June 04, 2012

Rounding out Media Zombie Apocalypse Week were a Staten Island man who reportedly bit off part of an opponent’s ear during a pizza-shop dispute, a San Diegan who’s accused of biting off the tip of his cousin’s nose during a drunken argument, and an Iranian living in Sweden who allegedly sliced off and ate his wife’s lips due to her suspected infidelity.

OK, now I’m perspiring. That is quite a lot of cannibalism for one week.

It’s so much cannibalism, in fact, that a Centers for Disease Control spokesman felt compelled to email the Huffington Post and reassure the terrified American media-zombie public that the “CDC does not know of a virus or condition that would reanimate the dead (or one that would present zombie-like symptoms).”

Whew! Glad that’s settled!

Yet in what is either some ill-advised attempt to address the Retarded American Populace in a way that they’d understand or a highly disturbing psy-ops attempt to induce mass panic, the CDC issued a comic book a year ago titled Preparedness 101: Zombie Pandemic as a “fun new way of teaching the importance of emergency preparedness.” Reassuring a jittery public, CDC Director Dr. Ali Khan writes, “If you are generally well equipped to deal with a zombie apocalypse you will be prepared for a hurricane, pandemic, earthquake, or terrorist attack.”

Suddenly I’m not feeling quite so reassured.

Cannibalism is often associated with individual psychotics such as Jeffrey Dahmer, Albert Fish, and Ed Gein, but it can become widespread during times of famine and social breakdown. It was reported in Jamestown during the early American colonial period, in Nazi concentration camps during World War II, in the Ukraine during the Soviets’ Holodomor, and in rural China during Mao’s Great Leap Forward.

But the idea of the flesh-eating undead roaming and pillaging the planet has permeated cultural lore throughout history and around the world, going all the way back to the Epic of Gilgamesh:

I will knock down the Gates of the Netherworld,
I will smash the door posts, and leave the doors flat down,
and will let the dead go up to eat the living!
And the dead will outnumber the living!

If there was indeed a Great Flood, perhaps we all still share some dim genetic memory of how hairy things got out “on the streets” back then. Combine that dim genetic memory with a few flesh-eating news stories and a largely brainless public, and you have a dangerous recipe for Mass Retarded Panic.
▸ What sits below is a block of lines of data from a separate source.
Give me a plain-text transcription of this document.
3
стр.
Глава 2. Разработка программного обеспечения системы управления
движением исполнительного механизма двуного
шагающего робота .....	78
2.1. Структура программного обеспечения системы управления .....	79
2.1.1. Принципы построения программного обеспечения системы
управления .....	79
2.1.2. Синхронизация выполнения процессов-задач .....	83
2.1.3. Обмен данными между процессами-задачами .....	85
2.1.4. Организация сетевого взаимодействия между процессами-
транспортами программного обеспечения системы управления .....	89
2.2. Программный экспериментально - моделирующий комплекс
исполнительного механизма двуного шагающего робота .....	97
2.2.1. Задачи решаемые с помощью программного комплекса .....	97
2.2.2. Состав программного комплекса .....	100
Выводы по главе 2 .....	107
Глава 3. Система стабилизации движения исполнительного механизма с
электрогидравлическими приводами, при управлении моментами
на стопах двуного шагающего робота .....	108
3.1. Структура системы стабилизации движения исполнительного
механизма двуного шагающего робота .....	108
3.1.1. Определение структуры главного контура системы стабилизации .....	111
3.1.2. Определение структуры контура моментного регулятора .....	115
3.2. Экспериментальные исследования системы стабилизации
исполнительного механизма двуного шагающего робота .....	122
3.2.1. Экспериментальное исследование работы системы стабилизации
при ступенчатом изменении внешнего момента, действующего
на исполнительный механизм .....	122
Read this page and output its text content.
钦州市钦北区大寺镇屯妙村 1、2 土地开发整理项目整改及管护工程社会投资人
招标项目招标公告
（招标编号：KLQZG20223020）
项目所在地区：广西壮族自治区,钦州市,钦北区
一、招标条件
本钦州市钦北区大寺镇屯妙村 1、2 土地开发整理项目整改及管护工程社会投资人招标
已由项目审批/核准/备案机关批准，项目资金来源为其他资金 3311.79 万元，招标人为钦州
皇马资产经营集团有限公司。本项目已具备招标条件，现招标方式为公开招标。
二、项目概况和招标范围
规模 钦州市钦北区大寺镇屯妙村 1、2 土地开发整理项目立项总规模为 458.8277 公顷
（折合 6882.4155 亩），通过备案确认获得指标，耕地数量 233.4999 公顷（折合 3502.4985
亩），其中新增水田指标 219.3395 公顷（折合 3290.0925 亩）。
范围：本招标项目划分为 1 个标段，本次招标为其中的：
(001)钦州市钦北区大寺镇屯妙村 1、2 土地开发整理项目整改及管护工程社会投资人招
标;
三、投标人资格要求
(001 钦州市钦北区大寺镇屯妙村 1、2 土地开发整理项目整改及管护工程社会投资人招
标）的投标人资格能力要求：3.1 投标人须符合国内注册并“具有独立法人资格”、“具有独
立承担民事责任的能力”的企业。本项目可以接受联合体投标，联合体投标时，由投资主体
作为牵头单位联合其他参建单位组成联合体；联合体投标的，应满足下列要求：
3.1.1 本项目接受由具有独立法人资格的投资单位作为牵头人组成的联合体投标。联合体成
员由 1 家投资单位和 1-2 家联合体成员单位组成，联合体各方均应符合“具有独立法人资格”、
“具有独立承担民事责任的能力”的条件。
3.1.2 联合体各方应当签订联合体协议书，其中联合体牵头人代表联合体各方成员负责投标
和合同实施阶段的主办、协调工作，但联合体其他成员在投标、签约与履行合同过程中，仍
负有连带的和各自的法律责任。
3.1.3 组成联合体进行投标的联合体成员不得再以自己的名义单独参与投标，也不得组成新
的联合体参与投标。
I suspect that most people”€”far more than are willing to admit it”€”sense that our civilization may be breaking down and that a brutally bloody resurgent atavism is only a whisper away. But what’s truly terrifying to me is that I suspect most people don’t get this queasy feeling due to any understanding of historical cycles or global finance, but from multiple viewings of zombie movies. And in the unlikely event that literal zombies were ever to materialize, I think they’ll be disappointed to discover that their victims have no brains left to eat.